Aside from this being an even more narcissistic assumption than Narcissus, it also can only be accepted as true IF we assume that all of the death and suffering of human life experienced within such a cosmos can be made sense of only if there is some reward or payoff for having experienced it, even while it is assumed that no such comparable reward is afforded all of the death and suffering of all the other species of life to be found in the cosmos. And even if we assume such a reward is forthcoming, who would willingly accept that watching their child suffer and die of cancer is a perfectly acceptable "plan" to get to heaven?

Koukl concludes that "This argument doesn’t prove the God of the Bible, of course, but it gets us pretty close. and it’s a great springboard to other arguments and other evidences for Christianity."
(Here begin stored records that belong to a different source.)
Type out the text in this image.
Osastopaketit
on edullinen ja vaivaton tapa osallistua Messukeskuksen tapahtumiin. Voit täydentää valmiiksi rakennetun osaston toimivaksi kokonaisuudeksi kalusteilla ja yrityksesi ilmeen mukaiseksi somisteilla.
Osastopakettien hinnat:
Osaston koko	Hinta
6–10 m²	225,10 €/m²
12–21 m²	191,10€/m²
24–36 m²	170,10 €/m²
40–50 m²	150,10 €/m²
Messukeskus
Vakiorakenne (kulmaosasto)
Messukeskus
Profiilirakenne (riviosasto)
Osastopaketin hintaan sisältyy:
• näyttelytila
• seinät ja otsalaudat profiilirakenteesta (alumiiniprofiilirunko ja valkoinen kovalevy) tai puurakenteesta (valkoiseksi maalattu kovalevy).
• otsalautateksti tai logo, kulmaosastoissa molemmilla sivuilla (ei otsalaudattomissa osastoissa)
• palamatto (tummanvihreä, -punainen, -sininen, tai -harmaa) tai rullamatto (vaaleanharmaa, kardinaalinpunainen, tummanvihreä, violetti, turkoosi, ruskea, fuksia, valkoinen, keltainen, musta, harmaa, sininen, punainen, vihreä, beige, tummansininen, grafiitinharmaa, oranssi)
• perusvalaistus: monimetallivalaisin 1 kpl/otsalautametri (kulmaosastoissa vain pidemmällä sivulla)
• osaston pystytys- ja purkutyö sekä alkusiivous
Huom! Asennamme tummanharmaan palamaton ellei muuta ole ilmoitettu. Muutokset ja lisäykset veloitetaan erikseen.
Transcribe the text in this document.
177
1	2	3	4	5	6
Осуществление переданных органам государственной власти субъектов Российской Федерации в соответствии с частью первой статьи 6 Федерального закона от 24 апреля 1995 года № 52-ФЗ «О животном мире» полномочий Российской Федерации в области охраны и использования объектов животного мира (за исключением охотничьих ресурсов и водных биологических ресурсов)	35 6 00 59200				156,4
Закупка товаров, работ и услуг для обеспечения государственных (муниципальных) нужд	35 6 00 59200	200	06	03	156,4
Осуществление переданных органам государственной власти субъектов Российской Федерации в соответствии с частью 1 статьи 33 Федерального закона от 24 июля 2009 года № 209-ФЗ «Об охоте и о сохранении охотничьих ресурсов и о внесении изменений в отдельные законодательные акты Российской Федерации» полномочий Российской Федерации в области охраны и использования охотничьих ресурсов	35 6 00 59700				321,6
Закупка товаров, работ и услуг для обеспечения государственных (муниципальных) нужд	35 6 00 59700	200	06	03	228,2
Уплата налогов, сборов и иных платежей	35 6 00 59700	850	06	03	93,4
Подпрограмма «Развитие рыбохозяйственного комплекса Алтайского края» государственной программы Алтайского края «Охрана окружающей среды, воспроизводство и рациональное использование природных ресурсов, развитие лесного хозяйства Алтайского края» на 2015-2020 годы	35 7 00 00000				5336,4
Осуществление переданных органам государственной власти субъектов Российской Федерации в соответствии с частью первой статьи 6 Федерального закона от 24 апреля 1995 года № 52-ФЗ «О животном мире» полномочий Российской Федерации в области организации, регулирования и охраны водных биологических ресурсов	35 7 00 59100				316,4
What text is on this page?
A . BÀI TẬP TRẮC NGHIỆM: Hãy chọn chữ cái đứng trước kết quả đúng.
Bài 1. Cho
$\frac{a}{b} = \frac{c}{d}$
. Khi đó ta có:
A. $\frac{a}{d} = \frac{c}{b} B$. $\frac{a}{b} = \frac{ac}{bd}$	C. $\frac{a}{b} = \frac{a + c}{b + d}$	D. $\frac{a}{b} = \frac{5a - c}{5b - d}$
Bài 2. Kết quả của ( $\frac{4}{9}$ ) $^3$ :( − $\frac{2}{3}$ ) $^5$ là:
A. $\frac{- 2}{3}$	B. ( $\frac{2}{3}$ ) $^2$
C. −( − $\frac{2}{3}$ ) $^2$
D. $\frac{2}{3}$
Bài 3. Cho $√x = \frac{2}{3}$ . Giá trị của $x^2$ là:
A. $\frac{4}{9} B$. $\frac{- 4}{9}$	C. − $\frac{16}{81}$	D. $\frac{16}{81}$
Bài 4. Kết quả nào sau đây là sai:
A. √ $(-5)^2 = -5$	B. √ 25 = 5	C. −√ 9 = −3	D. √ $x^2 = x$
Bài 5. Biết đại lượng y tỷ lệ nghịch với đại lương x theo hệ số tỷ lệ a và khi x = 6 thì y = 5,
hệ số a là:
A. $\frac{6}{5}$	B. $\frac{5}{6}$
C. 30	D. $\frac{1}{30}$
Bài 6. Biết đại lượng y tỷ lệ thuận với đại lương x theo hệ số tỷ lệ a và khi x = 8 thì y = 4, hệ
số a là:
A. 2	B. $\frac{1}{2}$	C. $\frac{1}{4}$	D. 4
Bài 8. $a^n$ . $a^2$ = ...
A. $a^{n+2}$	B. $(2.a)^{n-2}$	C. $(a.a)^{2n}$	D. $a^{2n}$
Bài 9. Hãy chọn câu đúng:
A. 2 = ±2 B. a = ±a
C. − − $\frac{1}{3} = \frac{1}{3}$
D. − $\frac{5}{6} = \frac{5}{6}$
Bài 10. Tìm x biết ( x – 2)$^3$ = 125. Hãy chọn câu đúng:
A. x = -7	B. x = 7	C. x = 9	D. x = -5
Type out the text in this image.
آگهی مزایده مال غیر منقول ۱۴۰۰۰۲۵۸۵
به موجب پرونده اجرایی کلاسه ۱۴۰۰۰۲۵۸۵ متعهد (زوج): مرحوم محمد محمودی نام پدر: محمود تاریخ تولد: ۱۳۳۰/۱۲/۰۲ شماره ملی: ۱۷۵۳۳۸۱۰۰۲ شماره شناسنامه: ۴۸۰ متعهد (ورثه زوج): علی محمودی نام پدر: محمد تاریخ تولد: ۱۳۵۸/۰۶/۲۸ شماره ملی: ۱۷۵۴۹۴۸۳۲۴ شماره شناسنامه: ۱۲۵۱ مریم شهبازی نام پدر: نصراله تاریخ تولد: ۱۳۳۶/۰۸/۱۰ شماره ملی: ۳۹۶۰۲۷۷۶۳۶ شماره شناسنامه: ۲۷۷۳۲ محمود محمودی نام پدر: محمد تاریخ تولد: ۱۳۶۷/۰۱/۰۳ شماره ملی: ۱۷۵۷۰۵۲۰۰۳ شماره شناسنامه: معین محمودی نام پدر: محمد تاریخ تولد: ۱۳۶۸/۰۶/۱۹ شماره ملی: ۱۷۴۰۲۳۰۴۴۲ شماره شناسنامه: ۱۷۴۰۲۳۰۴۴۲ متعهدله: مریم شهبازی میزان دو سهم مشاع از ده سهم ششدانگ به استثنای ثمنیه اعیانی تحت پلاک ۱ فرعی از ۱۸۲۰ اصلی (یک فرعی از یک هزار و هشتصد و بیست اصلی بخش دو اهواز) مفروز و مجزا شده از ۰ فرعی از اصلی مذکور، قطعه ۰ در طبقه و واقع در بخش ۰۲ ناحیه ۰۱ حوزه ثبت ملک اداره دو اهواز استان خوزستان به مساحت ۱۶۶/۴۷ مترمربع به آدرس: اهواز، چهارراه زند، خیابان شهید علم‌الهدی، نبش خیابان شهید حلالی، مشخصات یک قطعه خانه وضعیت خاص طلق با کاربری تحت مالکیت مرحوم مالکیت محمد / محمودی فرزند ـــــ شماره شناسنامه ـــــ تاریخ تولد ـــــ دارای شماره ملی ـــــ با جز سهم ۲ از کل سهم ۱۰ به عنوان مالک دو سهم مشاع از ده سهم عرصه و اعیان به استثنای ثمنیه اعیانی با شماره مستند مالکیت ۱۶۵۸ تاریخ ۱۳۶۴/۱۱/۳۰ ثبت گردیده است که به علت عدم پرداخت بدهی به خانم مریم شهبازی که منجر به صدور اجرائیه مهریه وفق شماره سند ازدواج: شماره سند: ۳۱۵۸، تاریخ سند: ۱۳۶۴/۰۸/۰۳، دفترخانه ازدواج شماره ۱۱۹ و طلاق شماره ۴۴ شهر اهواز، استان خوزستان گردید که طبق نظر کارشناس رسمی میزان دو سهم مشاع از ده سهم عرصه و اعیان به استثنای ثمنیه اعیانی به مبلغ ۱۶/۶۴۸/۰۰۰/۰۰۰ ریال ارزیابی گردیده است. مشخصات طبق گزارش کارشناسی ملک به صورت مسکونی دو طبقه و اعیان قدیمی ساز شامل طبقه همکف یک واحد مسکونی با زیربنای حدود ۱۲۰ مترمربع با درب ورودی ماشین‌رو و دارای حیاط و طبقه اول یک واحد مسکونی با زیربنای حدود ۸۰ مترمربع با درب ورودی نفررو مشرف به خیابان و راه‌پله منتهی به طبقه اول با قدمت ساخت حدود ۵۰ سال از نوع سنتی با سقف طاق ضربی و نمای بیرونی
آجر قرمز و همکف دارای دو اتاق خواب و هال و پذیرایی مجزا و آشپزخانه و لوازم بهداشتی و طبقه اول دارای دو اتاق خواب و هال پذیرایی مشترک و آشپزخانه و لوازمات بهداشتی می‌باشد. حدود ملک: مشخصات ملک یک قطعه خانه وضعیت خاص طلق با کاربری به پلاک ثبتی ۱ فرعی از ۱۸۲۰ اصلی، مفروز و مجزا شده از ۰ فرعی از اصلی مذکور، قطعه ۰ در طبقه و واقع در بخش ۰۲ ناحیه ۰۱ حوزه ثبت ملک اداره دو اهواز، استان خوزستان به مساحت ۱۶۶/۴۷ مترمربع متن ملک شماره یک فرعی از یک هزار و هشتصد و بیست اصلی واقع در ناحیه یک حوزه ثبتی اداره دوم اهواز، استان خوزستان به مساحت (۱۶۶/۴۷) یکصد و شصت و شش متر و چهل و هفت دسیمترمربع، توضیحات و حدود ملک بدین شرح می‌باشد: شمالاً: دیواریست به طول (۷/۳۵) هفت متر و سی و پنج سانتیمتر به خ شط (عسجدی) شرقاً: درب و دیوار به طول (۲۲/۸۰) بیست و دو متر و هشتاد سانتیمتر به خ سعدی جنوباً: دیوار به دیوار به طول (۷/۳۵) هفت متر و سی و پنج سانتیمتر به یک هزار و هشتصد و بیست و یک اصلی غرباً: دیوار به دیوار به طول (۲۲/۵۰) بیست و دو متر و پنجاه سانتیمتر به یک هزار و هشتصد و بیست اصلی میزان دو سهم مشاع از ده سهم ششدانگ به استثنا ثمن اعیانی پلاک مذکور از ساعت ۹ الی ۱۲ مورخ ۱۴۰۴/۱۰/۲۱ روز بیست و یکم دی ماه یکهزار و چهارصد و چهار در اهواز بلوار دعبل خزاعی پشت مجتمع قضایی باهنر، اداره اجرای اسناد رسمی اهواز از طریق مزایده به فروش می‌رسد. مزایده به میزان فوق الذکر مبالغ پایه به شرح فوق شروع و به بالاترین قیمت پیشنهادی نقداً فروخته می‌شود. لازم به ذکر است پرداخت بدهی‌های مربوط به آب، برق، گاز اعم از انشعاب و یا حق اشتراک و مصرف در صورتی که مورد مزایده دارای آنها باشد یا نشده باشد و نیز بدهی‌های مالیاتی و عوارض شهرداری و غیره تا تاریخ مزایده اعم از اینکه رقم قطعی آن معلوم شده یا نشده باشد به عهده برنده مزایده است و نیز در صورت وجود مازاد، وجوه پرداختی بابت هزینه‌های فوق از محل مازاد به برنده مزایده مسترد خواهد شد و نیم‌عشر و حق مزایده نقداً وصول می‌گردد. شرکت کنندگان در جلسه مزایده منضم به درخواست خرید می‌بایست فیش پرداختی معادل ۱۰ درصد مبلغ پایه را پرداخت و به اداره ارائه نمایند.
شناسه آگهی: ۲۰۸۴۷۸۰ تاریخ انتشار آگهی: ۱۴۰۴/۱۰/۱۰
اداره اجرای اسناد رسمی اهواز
"It gets us pretty close"?! Are you f-ing kidding me! Even if we simply accept ALL of Koukl's assumptions above, we are still faced with the fact that there are at least an infinite number of ways finite humans can use their infinitely creative imaginations to conceive of the meaning of a word as infinitely abstract as "God." But never mind all of that, Koukl seems to suggest, just accept that if we accept all of these assumptions - mostly by not even noticing we are being required to do so without ever realizing we are - we should therefore accept NOT that a "god" exists, but that the Christian conception of God exists.

WE should also simply ignore that, currently, there are over 40,000 different brands of the Christian God, and growing. Which one is the real "God" Koukl is talking about? Well, his own, of course. Or so we can assume.